Do what thou wilt shall be the whole of the Law.


Wednesday, December 9, 2015

Gems from the Forums: Nuit and Hadit

Today’s “Gems” entry comes from a thread in which the original poster was confused about the symbol called “Hadit” in Thelema.

The poster’s question revolves around the fact that Hadit is in some senses “unmoved” and in other senses ever “going.” As the poster puts it: “Hadit is the ‘secret center’, the Hidden One, the distinctive ‘point of view.’ In buddhist and yogic practice, this is often referred to as ‘the witness,’ which is unbounded and unmodified by what it witnesses, and absolutely unmoved.
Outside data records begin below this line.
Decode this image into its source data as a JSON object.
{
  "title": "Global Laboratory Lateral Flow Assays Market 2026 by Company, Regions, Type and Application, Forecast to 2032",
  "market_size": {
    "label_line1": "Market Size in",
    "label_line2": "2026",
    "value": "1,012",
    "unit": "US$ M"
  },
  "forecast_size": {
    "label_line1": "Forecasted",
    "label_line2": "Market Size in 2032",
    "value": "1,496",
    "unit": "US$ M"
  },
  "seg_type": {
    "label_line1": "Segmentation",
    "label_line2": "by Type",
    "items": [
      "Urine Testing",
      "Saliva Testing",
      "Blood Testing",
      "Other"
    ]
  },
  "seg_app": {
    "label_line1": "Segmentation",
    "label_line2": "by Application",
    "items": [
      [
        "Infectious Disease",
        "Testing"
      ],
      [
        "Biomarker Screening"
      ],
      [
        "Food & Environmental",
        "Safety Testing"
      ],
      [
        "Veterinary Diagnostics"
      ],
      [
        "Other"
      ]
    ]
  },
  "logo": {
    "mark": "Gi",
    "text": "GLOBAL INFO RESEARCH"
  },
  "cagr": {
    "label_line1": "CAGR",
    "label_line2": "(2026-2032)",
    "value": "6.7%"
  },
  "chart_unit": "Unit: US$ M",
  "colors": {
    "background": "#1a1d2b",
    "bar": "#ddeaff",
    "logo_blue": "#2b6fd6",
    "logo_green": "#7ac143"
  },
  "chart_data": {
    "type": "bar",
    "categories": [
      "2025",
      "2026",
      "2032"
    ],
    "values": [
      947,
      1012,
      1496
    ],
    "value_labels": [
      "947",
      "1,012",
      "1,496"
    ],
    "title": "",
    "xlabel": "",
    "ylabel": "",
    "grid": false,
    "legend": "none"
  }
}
Yet in Thelemic discussions, Hadit goes.”

In response to this interesting question, the poster got mostly unhelpful replies, including the ludicrous suggestion that Hadit is an “idea that transcends 4D space-time” and that we cannot “address Hadit adequately with such a logic that “relies on those finite definitions” of space and time.

Read on for my thoughts on this subject and my description of Nuit and Hadit.

George Carlin once commented that religion was the easiest class in school. “All you had to do,” he pointed out, “was suspend the logic and reasoning that all the other classes were trying to teach you.”

Of course, that’s a very accurate summary of one of the primary problems and dangers of the religious mindset in general – and occultism is only one manifestation of the religious mindset. This problem is also one of the reasons that arguing with the religious is often so frustrating and usually a waste of time. There’s no point in seriously engaging in conversation with people who just get to make shit up and to declare arbitrarily that logic doesn't apply to their pet beliefs.

It’s important to keep in mind that Nuit and Hadit are symbols. They’re not actual, honest-to-goodness entities, they’re not “intelligences,” and they’re most certainly not literal “gods.” They’re symbols. They mean, embody, and represent ideas.

So what ideas do they represent? Well, there’s not necessarily a “right” way to attribute ideas to these symbols. The best you can do is to be consistent in the attributions. Seriously arguing about it or trying to figure out the “right” attributions or trying to resolve perceived incongruities from being able to attribute apparently contradictory things to the same symbol is, at the end of the day, about as productive as seriously arguing how many angels can fit on the head of a pin.

With that in mind, I’ll give you a quick crash course on one way I like to use these symbols. Nuit and Hadit are unmanifest, being potentials, not actuals. Nuit is a symbol for all possibilities, and Hadit is any and every potential point of view capable of experiencing some of those possibilities. [We might attribute Nuit to Qabalistic zero (the negative veils on the Tree of Life), where she signifies the flux of existence in which there are no thing (No-Thing) and in which there is endless potential for manifestation. Hadit would correspond to Kether in this particular scheme of attributions] The interaction of Nuit and Hadit – yeah, sure, their lovemaking, dancing, whatever – is what gives rise to phenomenal experience. Hadit doesn’t say that he’s the core of every star: he says that he’s in the core of every star (read II:6 carefully). He’s the blueprint on which each “True Self” (Ra-Hoor-Khuit or “Holy Guardian Angel,” if you will) is built, the ubiquitous kernel at the center of each person’s Self. He’s the basis for the individuality that gets “clothed” with self-consciousness in order to have experience.

Hadit is motion – in that he inspires the Self, inside which he resides, to constant experience/change – but he is also perfect stillness in the sense of being apart from that experience and, in a very real way, “untouchable” by that experience he inspires. Hence, “she shall be known & I never.”

“I am alone: there is no God where I am.”

“Even as the diamond shall glow red for the rose, and green for the rose-leaf; so shalt thou abide apart from the Impressions.”

Etc., etc.

For further insights, it’s worth studying the Book of Lies 17 (“The Swan”: “In all the Universe this Swan alone is motionless; it seems to move, as the Sun seems to move; such is the weakness of our sight”), the 0=2 formula, the notion of change and stability being identical (see the Tree of Life diagram for an image of the way that the balance of – and ultimate identity of – change and stability “produce” manifest experience in Malkuth), and the concept of opposites containing themselves above the Abyss.

Altogether, this topic is not some insoluble “Mystery” for which some higher type of logic is required. There is no higher type of logic. These are symbols, and – as Carlin joked another time – “I leave symbols to the symbol-minded."